Now take the Muslims. In their belief, the Mahdi (also known as the 12th Imam) will return to rule the world, placing all nations under Islamic law. This Savior character, according to their teaching, disappeared down a well a little over a thousand years ago. Muslims now work toward preparing for his return.

Those of us that are Christians believe Christ has already come in the person of Jesus Christ. Instead, we now look for his Second Coming when he will return to earth to establish his earthly kingdom. This will be a theocratic rule for a thousand years.

It is obvious to see the similarities between these three faiths. Each has a firm belief that a Savior/Messiah will come to set everything in order – a spiritual Camelot, if you will.

I was not raised to believe in any one particular belief system or faith. My brother, sister and I were taught to say our prayers every night before crawling into bed. It was the same prayer that many of you were taught, no doubt: “Now I lay me down to sleep, I pray the Lord my soul to keep. If I should die before I wake, I pray the Lord my soul to take. God bless mommy, etc., etc., etc.”

So why did I embrace the Christian faith? Truth be told, I wasn’t looking to embrace any faith. By the time I was twenty I had pretty much adopted a philosophy of life that was epitomized in the Schlitz beer slogan at that time: “You only go around once in life, so grab for all the gusto you can!” I did my share of that, but it wasn’t satisfying. In particular, it did not satisfy the questions of the soul. I had no problem believing in God, I just didn’t know you could actually have a relationship with him. That seemed a bit far-fetched to me.

In 1972 I was a sergeant in the Marine Corps. One evening I walked into a Christian Servicemen’s Center in Yokosuka, Japan. I heard the taped testimony of an evangelist, explaining how he had come to faith in Jesus Christ. He explained how Jesus had come to this world to take care of two things that no person can fix: Sin and Death. Through the death and resurrection of Jesus, God’s demand for the problem of sin was satisfied. I couldn’t do anything about my own sinfulness and God knew that. So he took care of it for me. As for death, I can’t do anything about that either. But because Jesus rose from the dead, he defeated the threat of death that has hung over the human race since the Fall. So if I place my faith and trust in him, my physical body will die, but I will live forever with him in heaven, complete with a new body that will no longer suffer the ravages of this sinful, fallen world.

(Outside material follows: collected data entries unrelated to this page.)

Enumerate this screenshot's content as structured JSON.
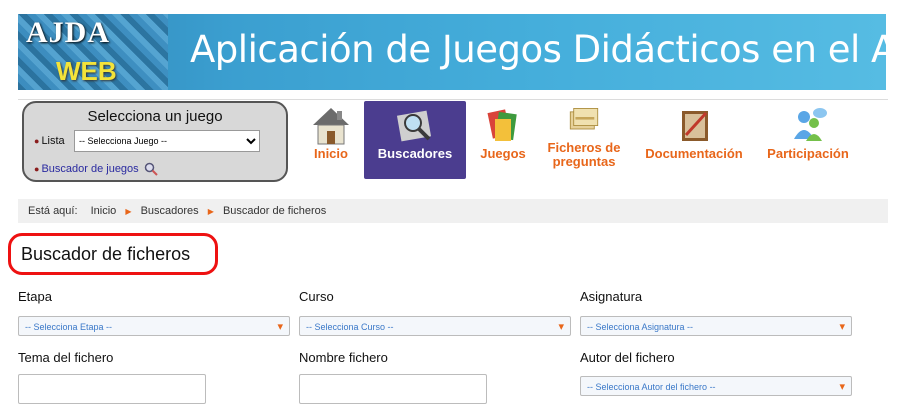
{
  "banner": {
    "logo_top": "AJDA",
    "logo_bottom": "WEB",
    "title": "Aplicación de Juegos Didácticos en el Aula"
  },
  "selector": {
    "title": "Selecciona un juego",
    "lista_label": "Lista",
    "lista_value": "-- Selecciona Juego --",
    "buscador_label": "Buscador de juegos"
  },
  "nav": {
    "inicio": "Inicio",
    "buscadores": "Buscadores",
    "juegos": "Juegos",
    "ficheros_1": "Ficheros de",
    "ficheros_2": "preguntas",
    "documentacion": "Documentación",
    "participacion": "Participación"
  },
  "breadcrumb": {
    "prefix": "Está aquí:",
    "items": [
      "Inicio",
      "Buscadores",
      "Buscador de ficheros"
    ]
  },
  "page_title": "Buscador de ficheros",
  "form": {
    "etapa_label": "Etapa",
    "etapa_value": "-- Selecciona Etapa --",
    "curso_label": "Curso",
    "curso_value": "-- Selecciona Curso --",
    "asignatura_label": "Asignatura",
    "asignatura_value": "-- Selecciona Asignatura --",
    "tema_label": "Tema del fichero",
    "tema_value": "",
    "nombre_label": "Nombre fichero",
    "nombre_value": "",
    "autor_label": "Autor del fichero",
    "autor_value": "-- Selecciona Autor del fichero --"
  },
  "colors": {
    "accent": "#e8661a",
    "nav_active": "#4b3d8f",
    "highlight_ring": "#ee1111"
  }
}
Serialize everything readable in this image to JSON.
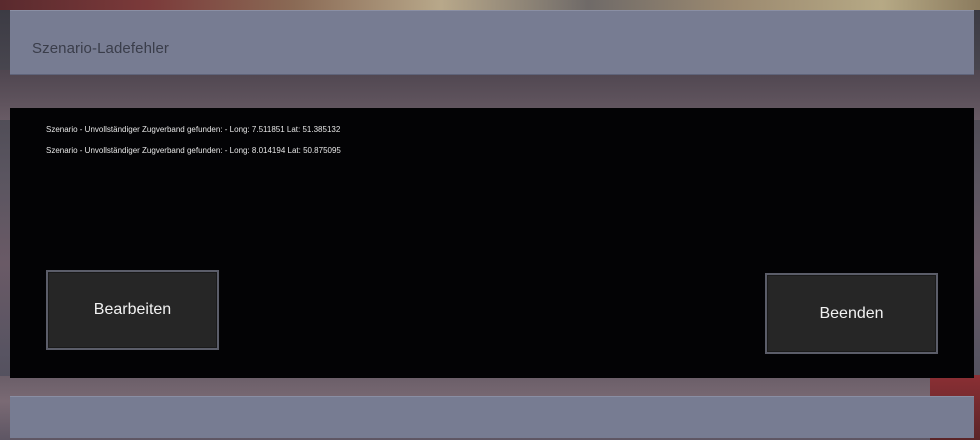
{
  "dialog": {
    "title": "Szenario-Ladefehler"
  },
  "log": {
    "messages": [
      "Szenario - Unvollständiger Zugverband gefunden: - Long: 7.511851 Lat: 51.385132",
      "Szenario - Unvollständiger Zugverband gefunden: - Long: 8.014194 Lat: 50.875095"
    ]
  },
  "buttons": {
    "edit_label": "Bearbeiten",
    "exit_label": "Beenden"
  },
  "colors": {
    "panel_bg": "#777c92",
    "content_bg": "#030305",
    "button_bg": "#262626",
    "button_border": "#5b5d69",
    "title_text": "#3a3d4a"
  }
}
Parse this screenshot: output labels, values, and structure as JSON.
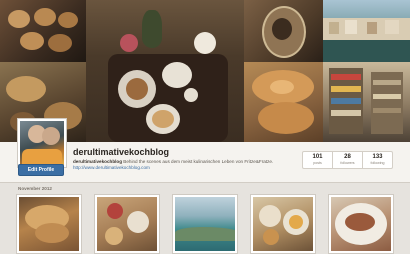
{
  "profile": {
    "username": "derultimativekochblog",
    "edit_label": "Edit Profile",
    "bio_name": "derultimativekochblog",
    "bio_text": " Behind the scenes aus dem meist kulinarischen Leben von Fritze&Fratze. ",
    "bio_link": "http://www.derultimativekochblog.com"
  },
  "stats": [
    {
      "value": "101",
      "label": "posts"
    },
    {
      "value": "28",
      "label": "followers"
    },
    {
      "value": "133",
      "label": "following"
    }
  ],
  "timeline": {
    "month_label": "November 2012"
  }
}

The evidence to support the person and work of Jesus was so overwhelming to me that I simply could not deny it. That is why I became a Christian, and why every Easter is special. The tomb is empty. The angel declared, “He is not here, for he is risen!”

Two things that were completely beyond my control – sin and death – and Jesus took care of them. What a Savior! How could I not love him?

And that’s my Easter story. Happy Easter!